Ao se envolver em anticorpos, esta bactéria pode se tornar uma parte estável e benéfica do intestino

Anticorpos são uma das defesas mais eficazes do organismo contra patógenos microbianos. Mas pelo menos uma dessas proteínas do sistema imunológico ajuda uma bactéria aparentemente inofensiva a se tornar um lar duradouro no intestino humano. A bactéria parece persuadir a imunoglobulina A (IgA), um dos anticorpos mais abundantes produzidos pelos mamíferos, a cobrir sua superfície, ajudando-a a aderir ao revestimento mucoso do intestino e a tornar-se uma parte estável do microbioma, a constelação de micróbios que habitam nosso intestino. A descoberta, em camundongos livres de germes, poderia um dia ajudar os pesquisadores a tentarem tratar uma variedade de condições adicionando micróbios ao corpo humano.

Esse “diálogo” entre as bactérias e o sistema imunológico “provavelmente influenciará a função de muitos sistemas fisiológicos”, diz Sidonia Fagarasan, imunologista do Instituto RIKEN Yokohama, no Japão, que propôs pela primeira vez em 2002 que a IgA poderia ajudar certas bactérias ao invés de eliminá-las.

A IgA foi descoberta há 50 anos. Um humano produz 3 a 5 gramas deste anticorpo diariamente, cerca de 75% da produção de anticorpos do corpo. A IgA também é abundante no leite materno, presumivelmente para afastar infecções. Mas depois de perceber que camundongos com baixos níveis de IgA tinham microbiomas anormais, Fagarasan propôs que IgA também desempenharia um papel na manutenção e controle de bactérias no corpo. Mas ninguém foi capaz de definir como, até agora.

No Instituto de Tecnologia da Califórnia, em Pasadena, o microbiologista Sarkis Mazmanian e seu aluno de pós-graduação, Gregory Donaldson, vêm tentando entender como uma variedade da bactéria intestinal Bacteroides fragilis – que pode ajudar a diminuir os sintomas de colite, esclerose múltipla e até autismo – pode persistir por anos no ambiente em constante mudança do intestino.

Usando uma combinação de técnicas imunológicas, microbiológicas, genéticas e de imagem para explorar a existência estável da bactéria no intestino, Donaldson descobriu que a IgA era crítica. Ele e seus colegas descobriram que a bactéria cobria suas superfícies celulares com açúcares que se ligam a IgA em grande número. A IgA geralmente cobre os patógenos como uma maneira de desarmá-los e promover sua depuração, mas neste caso, a IgA fez com que os micróbios se agregassem ao longo do revestimento intestinal e penetrassem na camada protetora de muco, permitindo que se acomodassem até as células do intestino. Sem IgA, os micróbios não colonizam permanentemente o intestino , ele e seus colegas relatam on-line hoje na Science.. “Isso não era o que esperávamos”, diz Donaldson. “A mesma molécula do sistema imunológico pode ter um efeito diferente em diferentes espécies [bacterianas]”.

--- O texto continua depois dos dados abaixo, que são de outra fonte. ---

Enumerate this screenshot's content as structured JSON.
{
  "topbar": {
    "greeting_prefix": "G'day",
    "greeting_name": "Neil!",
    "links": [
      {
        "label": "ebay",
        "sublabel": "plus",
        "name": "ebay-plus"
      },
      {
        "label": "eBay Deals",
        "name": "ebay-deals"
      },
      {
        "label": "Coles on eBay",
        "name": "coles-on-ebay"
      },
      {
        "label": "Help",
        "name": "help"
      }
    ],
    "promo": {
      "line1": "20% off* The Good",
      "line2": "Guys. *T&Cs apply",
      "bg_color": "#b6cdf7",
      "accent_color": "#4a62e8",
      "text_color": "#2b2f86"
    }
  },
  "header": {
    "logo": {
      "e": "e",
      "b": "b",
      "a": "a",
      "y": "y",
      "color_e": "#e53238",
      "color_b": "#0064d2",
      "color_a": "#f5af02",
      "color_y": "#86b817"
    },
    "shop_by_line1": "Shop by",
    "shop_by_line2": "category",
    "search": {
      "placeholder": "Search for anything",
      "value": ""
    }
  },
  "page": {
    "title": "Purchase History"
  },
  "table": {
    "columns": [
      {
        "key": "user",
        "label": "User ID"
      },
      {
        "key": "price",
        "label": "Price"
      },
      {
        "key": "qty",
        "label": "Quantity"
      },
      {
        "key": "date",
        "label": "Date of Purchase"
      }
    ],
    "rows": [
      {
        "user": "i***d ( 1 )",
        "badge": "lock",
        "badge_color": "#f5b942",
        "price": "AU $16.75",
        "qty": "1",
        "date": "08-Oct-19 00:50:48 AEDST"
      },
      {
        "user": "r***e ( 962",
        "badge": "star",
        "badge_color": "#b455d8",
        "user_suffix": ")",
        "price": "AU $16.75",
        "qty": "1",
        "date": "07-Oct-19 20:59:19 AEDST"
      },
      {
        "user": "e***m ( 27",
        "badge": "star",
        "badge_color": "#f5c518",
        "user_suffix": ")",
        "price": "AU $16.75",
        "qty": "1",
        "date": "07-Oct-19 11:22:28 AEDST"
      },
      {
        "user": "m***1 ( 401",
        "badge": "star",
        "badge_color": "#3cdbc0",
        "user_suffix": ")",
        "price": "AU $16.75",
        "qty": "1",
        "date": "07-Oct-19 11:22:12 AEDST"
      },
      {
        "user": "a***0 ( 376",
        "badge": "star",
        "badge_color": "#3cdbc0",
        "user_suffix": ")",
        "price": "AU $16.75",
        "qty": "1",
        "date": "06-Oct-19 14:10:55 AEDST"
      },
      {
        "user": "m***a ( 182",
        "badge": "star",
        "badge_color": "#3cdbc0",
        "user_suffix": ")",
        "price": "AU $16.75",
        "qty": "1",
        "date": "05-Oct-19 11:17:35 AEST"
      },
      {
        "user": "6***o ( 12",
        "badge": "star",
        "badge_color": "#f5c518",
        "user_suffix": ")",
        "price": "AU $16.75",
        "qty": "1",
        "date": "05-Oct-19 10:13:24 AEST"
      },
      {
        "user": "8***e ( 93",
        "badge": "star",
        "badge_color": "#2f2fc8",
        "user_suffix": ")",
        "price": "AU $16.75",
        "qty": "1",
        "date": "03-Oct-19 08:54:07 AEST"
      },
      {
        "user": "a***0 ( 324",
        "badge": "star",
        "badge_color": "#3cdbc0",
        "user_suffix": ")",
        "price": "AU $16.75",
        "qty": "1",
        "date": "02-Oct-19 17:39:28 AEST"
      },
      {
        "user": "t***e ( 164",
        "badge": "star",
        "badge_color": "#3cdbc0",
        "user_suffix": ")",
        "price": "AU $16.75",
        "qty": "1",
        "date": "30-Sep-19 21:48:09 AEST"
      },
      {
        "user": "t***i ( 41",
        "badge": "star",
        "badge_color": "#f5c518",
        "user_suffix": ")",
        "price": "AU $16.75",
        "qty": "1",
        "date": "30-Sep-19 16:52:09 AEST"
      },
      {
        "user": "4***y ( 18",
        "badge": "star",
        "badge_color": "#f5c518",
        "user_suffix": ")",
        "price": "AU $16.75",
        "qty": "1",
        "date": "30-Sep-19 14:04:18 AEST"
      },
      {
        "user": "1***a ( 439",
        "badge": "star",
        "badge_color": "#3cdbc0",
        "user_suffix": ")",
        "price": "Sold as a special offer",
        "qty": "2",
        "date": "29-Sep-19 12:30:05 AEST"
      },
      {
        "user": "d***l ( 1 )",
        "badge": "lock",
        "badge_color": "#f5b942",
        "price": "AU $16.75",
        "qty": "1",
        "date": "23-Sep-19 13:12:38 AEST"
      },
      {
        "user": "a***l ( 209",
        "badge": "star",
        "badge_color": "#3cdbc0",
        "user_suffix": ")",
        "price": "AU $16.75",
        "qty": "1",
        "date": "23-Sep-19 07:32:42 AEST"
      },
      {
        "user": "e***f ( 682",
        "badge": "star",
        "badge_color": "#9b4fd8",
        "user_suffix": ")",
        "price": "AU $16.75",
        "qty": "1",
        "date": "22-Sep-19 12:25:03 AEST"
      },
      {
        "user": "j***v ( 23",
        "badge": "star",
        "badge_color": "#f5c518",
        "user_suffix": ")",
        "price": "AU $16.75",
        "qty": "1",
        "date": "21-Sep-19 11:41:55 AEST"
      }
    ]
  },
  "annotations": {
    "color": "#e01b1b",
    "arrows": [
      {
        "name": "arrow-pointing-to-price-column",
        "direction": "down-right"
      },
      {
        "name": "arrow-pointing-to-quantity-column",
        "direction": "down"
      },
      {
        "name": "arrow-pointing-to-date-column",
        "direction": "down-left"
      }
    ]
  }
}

A experiência mais reveladora sobre o papel da IgA envolveu ratos criados em um ambiente livre de germes, alguns dos quais tinham sido geneticamente modificados para serem incapazes de produzir IgA. B. fragilis foi capaz de persistir no intestino quando adicionado aos camundongos produtores de IgA, mas nunca se estabeleceu nas entranhas dos camundongos deficientes em IgA, relata a equipe.

Bactérias adicionais podem depender da IgA para colonizar o intestino; Quando os pesquisadores adicionaram todos os residentes de um microbioma intestinal de camundongos aos camundongos sem IgA, livres de germes, alguns outros micróbios também não conseguiram se estabelecer, observa Donaldson. “Isso mostra o quão intimamente evoluímos com o microbioma”, diz Mazmanian. O trabalho “realmente começa a desvendar a base da simbiose”.

“O trabalho está claramente apoiando a visão de que a IgA foi evolutivamente selecionada não apenas para proteger contra patógenos invasores, mas talvez ainda mais para ajudar a flora intestinal”, acrescenta Fagarasan.

Nicholas Mantis, imunologista da mucosa do Centro Wadsworth do Departamento de Saúde de Nova York, em Albany, concorda que o estudo mostra que os anticorpos estão servindo de base para permitir que a bactéria se prenda melhor ao muco. Mas ele não tem certeza se a bactéria desenvolveu alguma tática específica para garantir que o IgA se ligue à sua superfície.

Mesmo assim, dado que os médicos estão examinando a reintrodução de micróbios intestinais para tratar uma série de condições em que o microbioma intestinal está fora de sintonia, o uso de anticorpos poderia ajudar a estabelecer colônias bacterianas benéficas, diz Mantis. Isso pode levar a muitas aplicações clínicas de longo prazo.